Grauenhaftes Gefühl, wenn Fernsehen und Internet einem Bilder von einem Ort präsentieren, den man gut kennt und in guter Erinnerung hat – und das ist jetzt ein Tatort, an dem Menschen ermordet worden sind, Menschen wie man selber. Vor gut einem Vierteljahr war ich im Nationalmuseum von Tunis, genau da, wo jetzt die Touristen ermordet wurden. Ein besonders schöner und friedlicher Ort in einer auch sonst an vielen Stellen schönen und fast überall friedlichen arabischen Metropole – bisher.
„Ich möchte, dass das tunesische Volk versteht, dass wir im Krieg gegen die Terroristen sind“, hat der greise Präsident Béji Caid Essebsi verkündet, eine durchaus zivil wirkende Figur, demokratisch gewählt voriges Jahr gegen eine durchaus loyale und friedliche islamistische Figur. Das ist eine politische Konstellation, die Dschihadisten hassen. Und wenn sie ihren Hass in die Tat umsetzen wollen, finden sie schnell mordbereite Aktivisten unter den vielen jungen Arbeitslosen im Land, unter den gutgläubigen Anhängern bösgläubiger Prediger, denen der sanfte Islamismus der parlamentarischen Opposition viel zu lasch ist. Tunesiens Demokratie ist extrem bedroht, solange der wirtschaftliche Niedergang weitergeht, der in den Revolutionswirren vor drei Jahren begann. Das Fatale: Durch den Mordanschlag ausgerechnet auf ein Ziel wie das nebenbei fantastische musée Bardo schrecken ein paar Terroristen Hunderttausende potenzielle Touristen ab. Das könnte den Ruin des Landes bedeuten.

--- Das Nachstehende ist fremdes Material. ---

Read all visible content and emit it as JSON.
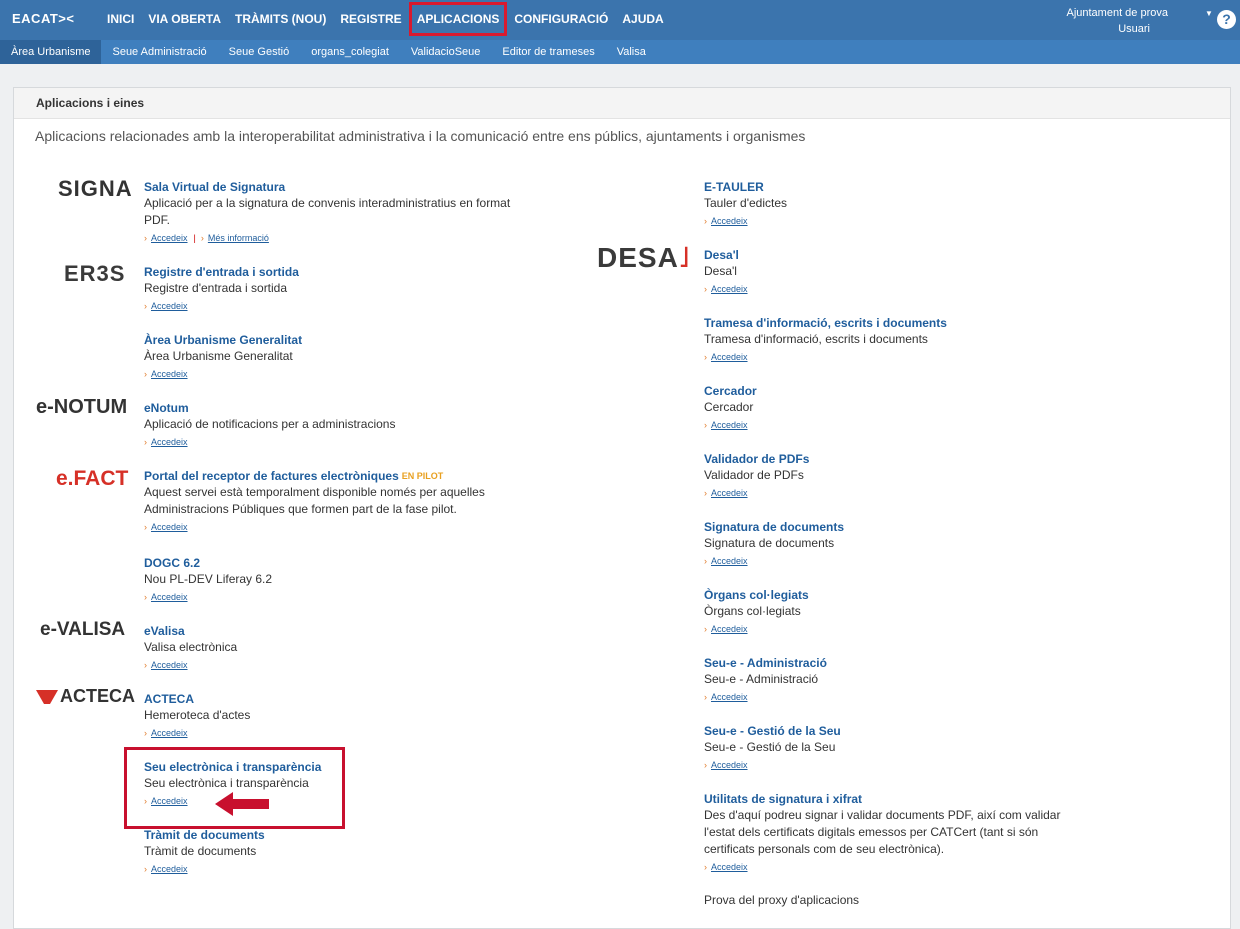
{
  "header": {
    "brand": "EACAT><",
    "nav": [
      "INICI",
      "VIA OBERTA",
      "TRÀMITS (NOU)",
      "REGISTRE",
      "APLICACIONS",
      "CONFIGURACIÓ",
      "AJUDA"
    ],
    "active_nav": "APLICACIONS",
    "org": "Ajuntament de prova",
    "user": "Usuari",
    "help": "?"
  },
  "subnav": [
    "Àrea Urbanisme",
    "Seue Administració",
    "Seue Gestió",
    "organs_colegiat",
    "ValidacioSeue",
    "Editor de trameses",
    "Valisa"
  ],
  "panel": {
    "title": "Aplicacions i eines",
    "intro": "Aplicacions relacionades amb la interoperabilitat administrativa i la comunicació entre ens públics, ajuntaments i organismes"
  },
  "links": {
    "access": "Accedeix",
    "more": "Més informació",
    "pilot": "EN PILOT"
  },
  "logos": {
    "signa": "SIGNA",
    "eres": "ER3S",
    "enotum": "e-NOTUM",
    "efact": "e.FACT",
    "evalisa": "e-VALISA",
    "acteca": "ACTECA",
    "desa": "DESA"
  },
  "apps_left": [
    {
      "title": "Sala Virtual de Signatura",
      "desc": "Aplicació per a la signatura de convenis interadministratius en format PDF."
    },
    {
      "title": "Registre d'entrada i sortida",
      "desc": "Registre d'entrada i sortida"
    },
    {
      "title": "Àrea Urbanisme Generalitat",
      "desc": "Àrea Urbanisme Generalitat"
    },
    {
      "title": "eNotum",
      "desc": "Aplicació de notificacions per a administracions"
    },
    {
      "title": "Portal del receptor de factures electròniques",
      "desc": "Aquest servei està temporalment disponible només per aquelles Administracions Públiques que formen part de la fase pilot."
    },
    {
      "title": "DOGC 6.2",
      "desc": "Nou PL-DEV Liferay 6.2"
    },
    {
      "title": "eValisa",
      "desc": "Valisa electrònica"
    },
    {
      "title": "ACTECA",
      "desc": "Hemeroteca d'actes"
    },
    {
      "title": "Seu electrònica i transparència",
      "desc": "Seu electrònica i transparència"
    },
    {
      "title": "Tràmit de documents",
      "desc": "Tràmit de documents"
    }
  ],
  "apps_right": [
    {
      "title": "E-TAULER",
      "desc": "Tauler d'edictes"
    },
    {
      "title": "Desa'l",
      "desc": "Desa'l"
    },
    {
      "title": "Tramesa d'informació, escrits i documents",
      "desc": "Tramesa d'informació, escrits i documents"
    },
    {
      "title": "Cercador",
      "desc": "Cercador"
    },
    {
      "title": "Validador de PDFs",
      "desc": "Validador de PDFs"
    },
    {
      "title": "Signatura de documents",
      "desc": "Signatura de documents"
    },
    {
      "title": "Òrgans col·legiats",
      "desc": "Òrgans col·legiats"
    },
    {
      "title": "Seu-e - Administració",
      "desc": "Seu-e - Administració"
    },
    {
      "title": "Seu-e - Gestió de la Seu",
      "desc": "Seu-e - Gestió de la Seu"
    },
    {
      "title": "Utilitats de signatura i xifrat",
      "desc": "Des d'aquí podreu signar i validar documents PDF, així com validar l'estat dels certificats digitals emessos per CATCert (tant si són certificats personals com de seu electrònica)."
    },
    {
      "title": "",
      "desc": "Prova del proxy d'aplicacions"
    }
  ],
  "colors": {
    "topbar": "#3b74ad",
    "subbar": "#3f7fbe",
    "link": "#1f5d9c",
    "highlight": "#c8102e",
    "accent": "#e07a2a"
  }
}
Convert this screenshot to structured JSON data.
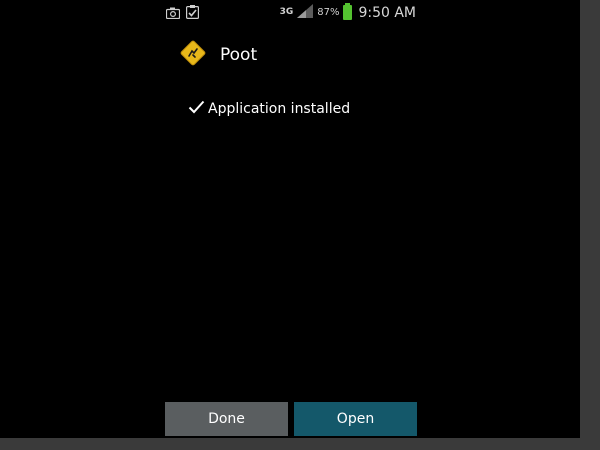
{
  "status_bar": {
    "icons_left": [
      "camera-icon",
      "clipboard-check-icon"
    ],
    "network": "3G",
    "battery_percent": "87%",
    "battery_level": 0.87,
    "time": "9:50 AM"
  },
  "app": {
    "name": "Poot",
    "icon": "poot-app-icon"
  },
  "install_status": {
    "icon": "checkmark-icon",
    "text": "Application installed"
  },
  "buttons": {
    "done_label": "Done",
    "open_label": "Open"
  },
  "colors": {
    "background": "#000000",
    "battery": "#54c230",
    "done_button": "#5a5e60",
    "open_button": "#14586a",
    "app_icon": "#e8b81a"
  }
}
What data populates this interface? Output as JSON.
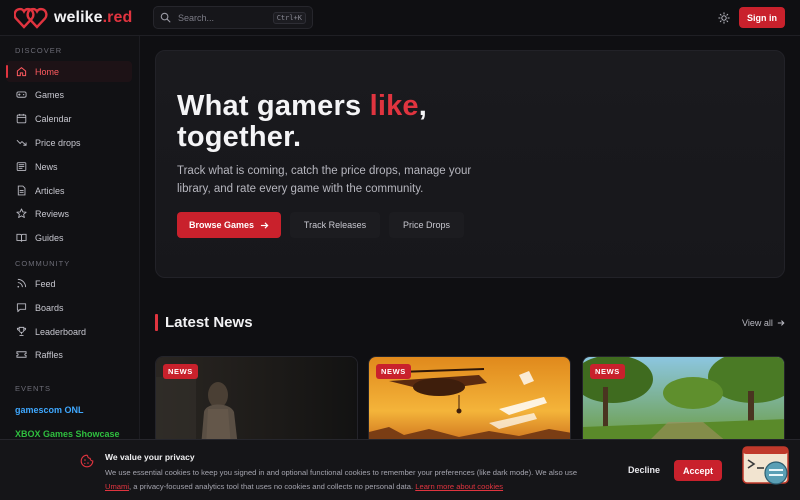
{
  "brand": {
    "name_main": "welike",
    "name_tld": ".red",
    "accent": "#e0343f"
  },
  "header": {
    "search_placeholder": "Search...",
    "search_shortcut": "Ctrl+K",
    "theme_icon": "sun-icon",
    "signin_label": "Sign in"
  },
  "sidebar": {
    "discover_title": "DISCOVER",
    "discover_items": [
      {
        "label": "Home",
        "icon": "home-icon",
        "active": true
      },
      {
        "label": "Games",
        "icon": "gamepad-icon"
      },
      {
        "label": "Calendar",
        "icon": "calendar-icon"
      },
      {
        "label": "Price drops",
        "icon": "trending-down-icon"
      },
      {
        "label": "News",
        "icon": "newspaper-icon"
      },
      {
        "label": "Articles",
        "icon": "file-text-icon"
      },
      {
        "label": "Reviews",
        "icon": "star-icon"
      },
      {
        "label": "Guides",
        "icon": "book-open-icon"
      }
    ],
    "community_title": "COMMUNITY",
    "community_items": [
      {
        "label": "Feed",
        "icon": "rss-icon"
      },
      {
        "label": "Boards",
        "icon": "message-square-icon"
      },
      {
        "label": "Leaderboard",
        "icon": "trophy-icon"
      },
      {
        "label": "Raffles",
        "icon": "ticket-icon"
      }
    ],
    "events_title": "EVENTS",
    "events": [
      {
        "label": "gamescom ONL",
        "color": "#3fa8ff"
      },
      {
        "label": "XBOX Games Showcase",
        "color": "#2fbf3f"
      }
    ]
  },
  "hero": {
    "title_part1": "What gamers ",
    "title_highlight": "like",
    "title_part2": ",",
    "title_line2": "together.",
    "subtitle": "Track what is coming, catch the price drops, manage your library, and rate every game with the community.",
    "primary_label": "Browse Games",
    "secondary_labels": [
      "Track Releases",
      "Price Drops"
    ]
  },
  "latest_news": {
    "title": "Latest News",
    "view_all": "View all",
    "cards": [
      {
        "badge": "NEWS"
      },
      {
        "badge": "NEWS"
      },
      {
        "badge": "NEWS"
      }
    ]
  },
  "cookie": {
    "title": "We value your privacy",
    "text_before": "We use essential cookies to keep you signed in and optional functional cookies to remember your preferences (like dark mode). We also use ",
    "link1": "Umami",
    "text_middle": ", a privacy-focused analytics tool that uses no cookies and collects no personal data. ",
    "link2": "Learn more about cookies",
    "decline_label": "Decline",
    "accept_label": "Accept"
  }
}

Trauer um die Opfer von Tunis
Da mag es nebensächlich sein, ob die Attentäter aus einer kleinen selbstgesteuerten Gruppe kamen, von Al Qaeda rekrutiert worden oder vom so genannten Islamischen Staat. Al Qaedas nordafrikanischer Ableger „Al Qaeda im Maghreb“ (AQIM) unterhält in abgelegenen Gebieten Tunesiens Untergruppen, die sich bisher durch Bombenanschläge auf Armeekolonnen bemerkbar machten, aber auch durch Mordanschläge auf unliebsame tunesische Politiker. Ein dem Museums-Anschlag vergleichbares Verbrechen liegt schon 13 Jahre zurück: 2002 brachte Al Qaeda durch einen Bombenanschlag gegen die berühmte Al-Ghriba-Synagoge auf der Insel Djerba 21 Touristen um. Damals ließen sich Schädigung der Tourismusbranche und Antisemitismus elegant verbinden, heute geht es ebenfalls gegen den Tourismus, daneben gegen die Demokratie und vielleicht auch gegen die im Bardo-Museum ausgestellte vorislamische Kunst. Das erinnert ein wenig an die barbarische Kulturpolitik der IS-Horden in Syrien und im Irak.





Denen hatten sich nach Erkenntnis des tunesischen Innenministeriums 3800 Tunesier angeschlossen, und viele von denen sind jetzt auf dem Rückweg nach Westen sein, zumeist in Tunesiens Nachbarland Libyen, das derzeit im Bürgerkrieg zwischen Islamisten und weltlich orientierten Milizen versinkt. In Libyen, meint das Innenministerium, gibt es 1500 IS-Kämpfer, und die haben nach Informationen der in London erscheinenden arabischen Zeitung „Al-Hayat“ enge Kontakte zu der bislang AQIM ergebenen tunesischen Terrorgruppe „Ansar al-scharia“.
Der libysche Bürgerkrieg bringt den Terror nach Tunis, hält die Touristen und ihr Geld fern und spült immer mehr meist mittellose libysche Flüchtlinge ins Land. Denen muss geholfen werden – nach Aussortierung der eingeschlichenen Terroristen, wenn das denn geht. „Ich will“, sagt Präsident Caid Essebsi, „dass sich das tunesische Volk sicher ist, dass die Verräter“ – er meint die Mörder vom Museum – „vernichtet werden“. Ohne Hilfe von außen wird der tunesische Staat das nicht schaffen. Und die kann jeder leisten, wenn er allen Bedrohungen zum Trotz nach Tunesien reist und ein bisschen Geld ausgibt. Das Bardo-Museum ist wirklich sehenswert.